I bought the disc on iTunes (as is my wont lately, and I guess forever more), and typically there is no documentation. Also, I'm always reminded that the recommendations one finds at the iTunes Music Store are largely without merit. (I occasionally put in my two cents' worth there, so one can look at all this several ways.) Some dweeb said the recording had "weak brass." That was the whole review, actually, those two words: weak brass. Thanks, chuckles. Of course there is no such deficit, with the brass or anything else. This is top shelf playing from one of the world's great orchestras, and the sound quality is excellent. There was also some discussion about Christophe Eschenbach's brisk tempi, but I find them exactly right. There is not undue lingering, but nothing is glossed over, and conductor & orchestra luxuriate in all the appropriate moments to ensure the message gets across.

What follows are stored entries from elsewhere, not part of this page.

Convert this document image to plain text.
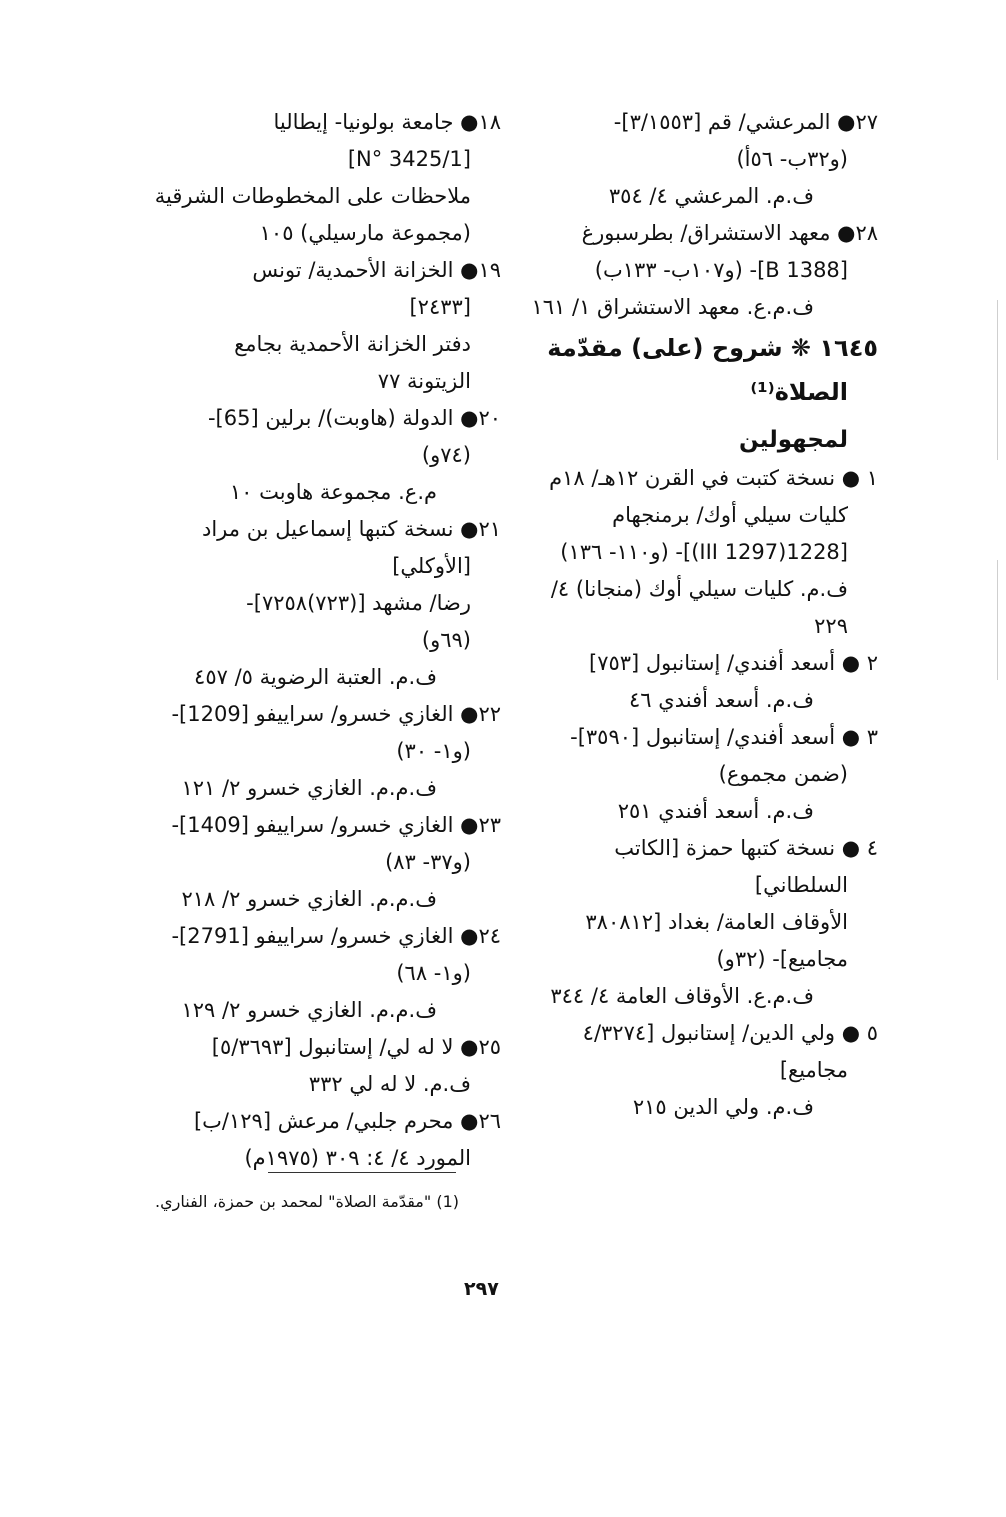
٢٧● المرعشي/ قم [٣/١٥٥٣]-
(و٣٢ب- ٥٦أ)
ف.م. المرعشي ٤/ ٣٥٤
٢٨● معهد الاستشراق/ بطرسبورغ
[B 1388]- (و١٠٧ب- ١٣٣ب)
ف.م.ع. معهد الاستشراق ١/ ١٦١
١٦٤٥ ❋ شروح (على) مقدّمة
الصلاة⁽¹⁾
لمجهولين
١ ● نسخة كتبت في القرن ١٢هـ/ ١٨م
كليات سيلي أوك/ برمنجهام
[1228(1297 III)]- (و١١٠- ١٣٦)
ف.م. كليات سيلي أوك (منجانا) ٤/
٢٢٩
٢ ● أسعد أفندي/ إستانبول [٧٥٣]
ف.م. أسعد أفندي ٤٦
٣ ● أسعد أفندي/ إستانبول [٣٥٩٠]-
(ضمن مجموع)
ف.م. أسعد أفندي ٢٥١
٤ ● نسخة كتبها حمزة [الكاتب
السلطاني]
الأوقاف العامة/ بغداد [٣٨٠٨١٢
مجاميع]- (٣٢و)
ف.م.ع. الأوقاف العامة ٤/ ٣٤٤
٥ ● ولي الدين/ إستانبول [٤/٣٢٧٤
مجاميع]
ف.م. ولي الدين ٢١٥
١٨● جامعة بولونيا- إيطاليا
[N° 3425/1]
ملاحظات على المخطوطات الشرقية
(مجموعة مارسيلي) ١٠٥
١٩● الخزانة الأحمدية/ تونس
[٢٤٣٣]
دفتر الخزانة الأحمدية بجامع
الزيتونة ٧٧
٢٠● الدولة (هاوبت)/ برلين [65]-
(٧٤و)
م.ع. مجموعة هاوبت ١٠
٢١● نسخة كتبها إسماعيل بن مراد
[الأوكلي]
رضا/ مشهد [(٧٢٣)٧٢٥٨]-
(٦٩و)
ف.م. العتبة الرضوية ٥/ ٤٥٧
٢٢● الغازي خسرو/ سراييفو [1209]-
(و١- ٣٠)
ف.م.م. الغازي خسرو ٢/ ١٢١
٢٣● الغازي خسرو/ سراييفو [1409]-
(و٣٧- ٨٣)
ف.م.م. الغازي خسرو ٢/ ٢١٨
٢٤● الغازي خسرو/ سراييفو [2791]-
(و١- ٦٨)
ف.م.م. الغازي خسرو ٢/ ١٢٩
٢٥● لا له لي/ إستانبول [٥/٣٦٩٣]
ف.م. لا له لي ٣٣٢
٢٦● محرم جلبي/ مرعش [١٢٩/ب]
المورد ٤/ ٤: ٣٠٩ (١٩٧٥م)
(1) "مقدّمة الصلاة" لمحمد بن حمزة، الفناري.
٢٩٧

Indeed, I'm hard pressed to find much of anything to criticize. If I would register a complaint, it might be with the choice of soloists in the singing roles. Slovak Soprano Simona Suturova (say that several times swiftly) and Swiss Mezzo-soprano Yvonne Naef are enlisted for the final movement's solo parts, joined by the Philadelphia Singers Chorale, and the soloists didn't sit particularly well with me. I must insert my standard caution here that these musicians are very likely expertly chosen and perhaps even inspired--certainly, I could not make better suggestions; indeed, I can't really think of any singing in this period / style that I even like. Stylistically, I'm sure they are in complete synchronicity with what Mahler envisioned when he wrote the piece, and most appropriate to the style of music of this period. But I find myself rankling at the wide, ceaseless, operatic vibrato. We also hear it in the solo violin work, and the affectation is so unstinting that one wonders whether the singers snore with a strong tremulant. Does it ever shut off? Does one EVER sing a steady tone? But if you're not one to cavil about a singer's vibrato generally, I feel confident you won't bat an eye here.
My previous favorite recording of this symphony has been the really splendid late '80s EMI disc of Simon Rattle with the City of Birmingham Symphony Orchestra, and I have a soft spot for Antoni Wit's unique vision with the Polish National Radio Symphony Orchestra on Naxos. But this Philadelphia Orchestra recording will now join these at the top of the list. With a previously-recorded Mahler Sixth also in the catalog, one wonders if a full cycle is in the works.